Müzakere sürecinin ivme kazandığı son günlerde herkes barışa katkı adına bir şeyler vermekten, Kıbrıs Türkünün barış yanlısı tutumunu göstermesi gerektiğinden söz etmekte…
Mağusa’da yapılan ayinin yanında sevimli olmak adına birçok adım atmakta Kıbrıs Türkü…
Kapıların açıldığı günden bu yana, Rum komşulara hiçbir zaman surat dahi asmayan bizler, onları memnun etmek adına restoranlarımızda Rum müzikleri çalar olduk.
Müzik evrenseldir, kulağa güzel gelen her melodi dinlenebilir, çalınabilir, biz de yapalım ama ya Rumlar?
Rum restoranlarında hiçbir zaman Türk müziği çalındığını gördünüz mü?

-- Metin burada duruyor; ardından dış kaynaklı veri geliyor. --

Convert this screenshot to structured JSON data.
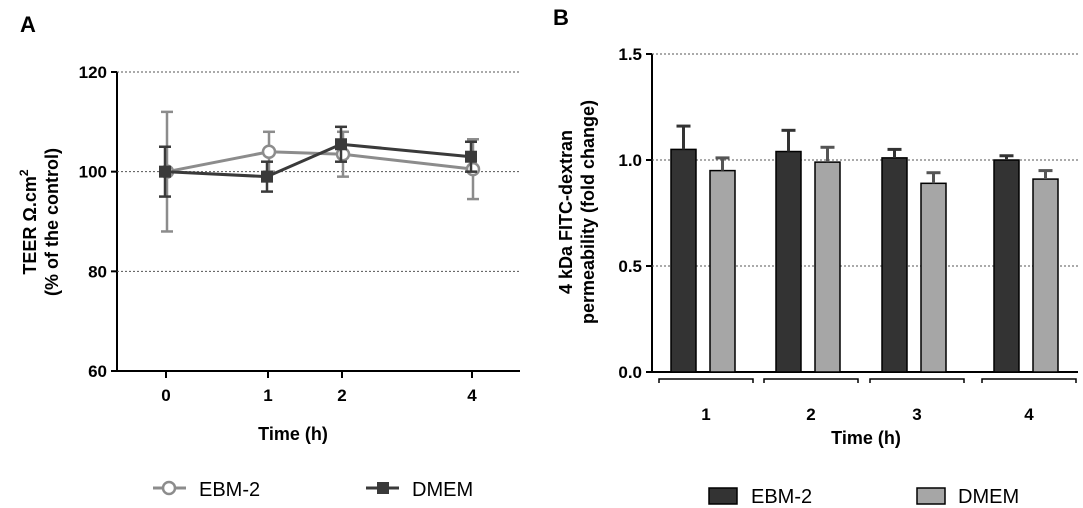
{
  "chart_data": [
    {
      "type": "line",
      "panel": "A",
      "ylabel_line1": "TEER Ω.cm",
      "ylabel_sup": "2",
      "ylabel_line2": "(% of the control)",
      "xlabel": "Time (h)",
      "categories": [
        "0",
        "1",
        "2",
        "4"
      ],
      "ylim": [
        60,
        120
      ],
      "yticks": [
        60,
        80,
        100,
        120
      ],
      "grid": true,
      "legend_position": "bottom",
      "series": [
        {
          "name": "EBM-2",
          "marker": "open-circle",
          "color": "#8c8c8c",
          "values": [
            100,
            104,
            103.5,
            100.5
          ],
          "errors": [
            12,
            4,
            4.5,
            6
          ]
        },
        {
          "name": "DMEM",
          "marker": "filled-square",
          "color": "#3a3a3a",
          "values": [
            100,
            99,
            105.5,
            103
          ],
          "errors": [
            5,
            3,
            3.5,
            3
          ]
        }
      ]
    },
    {
      "type": "bar",
      "panel": "B",
      "ylabel_line1": "4 kDa FITC-dextran",
      "ylabel_line2": "permeability (fold change)",
      "xlabel": "Time (h)",
      "categories": [
        "1",
        "2",
        "3",
        "4"
      ],
      "ylim": [
        0,
        1.5
      ],
      "yticks": [
        "0.0",
        "0.5",
        "1.0",
        "1.5"
      ],
      "grid": true,
      "legend_position": "bottom",
      "series": [
        {
          "name": "EBM-2",
          "color": "#333333",
          "values": [
            1.05,
            1.04,
            1.01,
            1.0
          ],
          "errors": [
            0.11,
            0.1,
            0.04,
            0.02
          ]
        },
        {
          "name": "DMEM",
          "color": "#a6a6a6",
          "values": [
            0.95,
            0.99,
            0.89,
            0.91
          ],
          "errors": [
            0.06,
            0.07,
            0.05,
            0.04
          ]
        }
      ]
    }
  ]
}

Türk müziği güzel değil midir, ondan mı çalınmaz?
Güzeldir… Sadece bize değil, Rumlara göre de müziğimiz gayet güzeldir. Zaten Rumlar ve Yunanlılar kendi müziklerine benzettikleri Türk müziğini çok sever.
Sever sevmesine ama asla ve asla bir restoran sahibi, Türk müşterileri çekmek adına
Türk müziği çalamaz. Çalarsa o dükkanın camı, çerçevesi indirilir.
Burada anlaşılmaz bir durum vardır. Biz şayet Rum müşterileri çekmek için böyle bir yola başvuruyorsak, gereksiz bir çaba olur zira Türk müziğinin çalınmadığı, Güney’deki restoranlar Türk müşterilerle dolu.
Zaten Kıbrıs Türkünün hiçbir şekilde Rum’un üç kuruş parasına ihtiyacı yoktur. Anavatanımız her ihtiyacımızı görmekte, bizi kimseye muhtaç olmayacak şekilde koruyup kollamaktadır.
***
Kıbrıs Türkü’nün 1974’ten önce sıkıntısı, Rumların kendilerini azınlık olarak görüp, ezmeleriydi. Rumlara göre Kıbrıs Türkleri ikinci sınıf vatandaştı. “Deli Türk” derlerdi… “Köpekler ve Türkler giremez” yazısı asarlardı bazı dükkanların kapısına… Onlara göre Türkler sadece Rumların hizmetinde çalışabilirdi. Bir gün Rum siyasilerden biri çıktı, açık açık içindekileri söyledi: “Türkler gelsin, biz kardeşiz. Bir arada yaşayabiliriz. Mutfakta çalıştırırız, ofiste çalıştırırız. Garson yaparız, komi yaparız.
Bizim çalışacak adama ihtiyacımız var!”
Kıbrıslı Türklere hiçbir zaman yüksek mevkileri layık görmeyen Rumlar, kendilerini dev aynasında gördüklerinden olsa gerek hiçbir zaman mütekabiliyet ilkesine uymadılar ama müzakerelerde, sadece “eşitlik” isteyen bizler, Rumların, Kıbrıslı Türkleri hiçbir şekilde eşit statüde görmediklerini anlayamıyoruz nedense.
Barış adına adımları her zaman Kıbrıs Türk tarafı atarken ve bu adımlar hep Türklerden beklenirken Rumlarda en ufak bir girişim yok. Tamam biz Rum/ Yunan müziği çalalım ama onlar da Türk müziği çalarak, bizimle dost olmak istediklerini göstersin. Şayet bunu yapmaktan imtina ediyorlarsa, bizim restoranlarımızda da Rum müziği çalınmasın ve bunu söylemek ırkçılık olarak adlandırılmasın!